There has recently been a controversy in the Indian blogosphere about what the projection of power means. In the interests of enlightening lay readers, I asked my good friend and international relations expert Dr. Boris Bhartriraj Pandey to prepare a guide to power projection. Boris is currently a post-doctoral fellow at Parma, and his family background is even more impressive – his parents are the distinguished academics Dr. Acharya Somuchidononanda Pandey and Dr. Valentina Dimitrieva Pandey. He has written a short monograph on the subject at the Pandey family blog. It is also reproduced in it’s entirety here, with his permission:
Kunal Kohli must be struck down upon with great vengeance.
Not because Thoda Pyaar Thoda Magic mixes Hindi, Urdu and English words into the title. I actually approve of that.
Not because it’s a ripoff of Mary Poppins. After all, you can’t expect better from a man who’s already ripped off When Harry Met Sally and The Truth About Cats and Dogs.

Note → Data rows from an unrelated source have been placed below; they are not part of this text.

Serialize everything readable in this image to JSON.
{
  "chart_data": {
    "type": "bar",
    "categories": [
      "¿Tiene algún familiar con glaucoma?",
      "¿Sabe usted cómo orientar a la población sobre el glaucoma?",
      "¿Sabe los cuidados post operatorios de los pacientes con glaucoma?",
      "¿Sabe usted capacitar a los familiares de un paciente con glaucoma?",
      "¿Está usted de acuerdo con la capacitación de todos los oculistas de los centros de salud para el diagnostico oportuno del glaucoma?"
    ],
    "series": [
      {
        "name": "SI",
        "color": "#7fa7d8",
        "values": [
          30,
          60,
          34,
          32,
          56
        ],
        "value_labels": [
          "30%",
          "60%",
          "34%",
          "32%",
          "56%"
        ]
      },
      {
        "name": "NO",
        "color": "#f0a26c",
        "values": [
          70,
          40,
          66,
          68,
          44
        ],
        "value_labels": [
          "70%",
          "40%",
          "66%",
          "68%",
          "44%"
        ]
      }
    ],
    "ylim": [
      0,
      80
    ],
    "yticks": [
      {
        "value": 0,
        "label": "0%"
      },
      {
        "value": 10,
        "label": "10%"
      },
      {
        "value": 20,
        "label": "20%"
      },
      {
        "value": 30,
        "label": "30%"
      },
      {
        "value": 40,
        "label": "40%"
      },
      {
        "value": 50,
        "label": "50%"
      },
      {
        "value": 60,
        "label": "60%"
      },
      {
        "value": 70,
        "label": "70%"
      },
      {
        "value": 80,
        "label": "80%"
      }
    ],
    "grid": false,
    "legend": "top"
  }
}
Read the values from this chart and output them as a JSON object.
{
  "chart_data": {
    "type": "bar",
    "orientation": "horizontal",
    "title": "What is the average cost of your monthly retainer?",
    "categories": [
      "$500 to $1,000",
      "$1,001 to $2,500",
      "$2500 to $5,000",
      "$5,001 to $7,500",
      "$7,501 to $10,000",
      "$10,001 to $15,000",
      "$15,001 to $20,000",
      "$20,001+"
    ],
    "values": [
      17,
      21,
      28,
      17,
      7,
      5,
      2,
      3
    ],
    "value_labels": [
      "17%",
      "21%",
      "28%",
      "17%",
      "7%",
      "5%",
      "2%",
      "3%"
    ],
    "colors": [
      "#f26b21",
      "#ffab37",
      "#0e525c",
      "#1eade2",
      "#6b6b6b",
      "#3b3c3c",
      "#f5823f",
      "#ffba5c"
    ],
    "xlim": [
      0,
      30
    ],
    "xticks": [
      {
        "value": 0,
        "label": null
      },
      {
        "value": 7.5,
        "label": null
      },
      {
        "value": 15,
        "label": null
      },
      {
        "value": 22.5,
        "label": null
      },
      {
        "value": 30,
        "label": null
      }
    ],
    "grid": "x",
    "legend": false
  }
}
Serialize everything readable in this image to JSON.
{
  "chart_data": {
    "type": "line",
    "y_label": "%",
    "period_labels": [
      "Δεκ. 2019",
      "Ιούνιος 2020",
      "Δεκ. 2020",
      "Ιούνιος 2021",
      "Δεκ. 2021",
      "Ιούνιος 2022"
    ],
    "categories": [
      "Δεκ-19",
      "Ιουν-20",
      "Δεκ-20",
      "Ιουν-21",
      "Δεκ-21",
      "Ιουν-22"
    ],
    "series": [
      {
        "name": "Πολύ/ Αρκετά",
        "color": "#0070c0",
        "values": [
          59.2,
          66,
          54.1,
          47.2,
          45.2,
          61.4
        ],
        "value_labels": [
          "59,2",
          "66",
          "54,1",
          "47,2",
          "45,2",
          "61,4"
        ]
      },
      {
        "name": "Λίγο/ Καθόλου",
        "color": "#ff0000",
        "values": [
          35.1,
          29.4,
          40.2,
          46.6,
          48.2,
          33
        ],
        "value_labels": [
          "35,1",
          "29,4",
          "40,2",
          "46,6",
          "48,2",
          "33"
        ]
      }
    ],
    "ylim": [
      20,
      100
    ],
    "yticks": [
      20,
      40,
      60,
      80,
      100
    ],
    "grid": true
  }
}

Not even because the sardar kid in the movie looks like an aspiring suicide bomber in the posters. Yes, looking at his surly gaze can put you off lunch, but I suppose it’s not really his fault or even Kohli’s.
No, the reason Kunal Kohli must be viciously and brutally attacked is that in the process of ripping of Mary Poppins, he has replaced the nanny’s magic umbrella with a magic bicycle. This is nothing but a slap in the face of the good, decent, lower to middle-middle class folks in Mumbai for whom an umbrella is their only defence in the monsoons – unlike poncy git filmmakers with chauffeur driven cars.
A violent assault on Kunal Kohli represents the highest form of class warfare. To the barricades, comrades!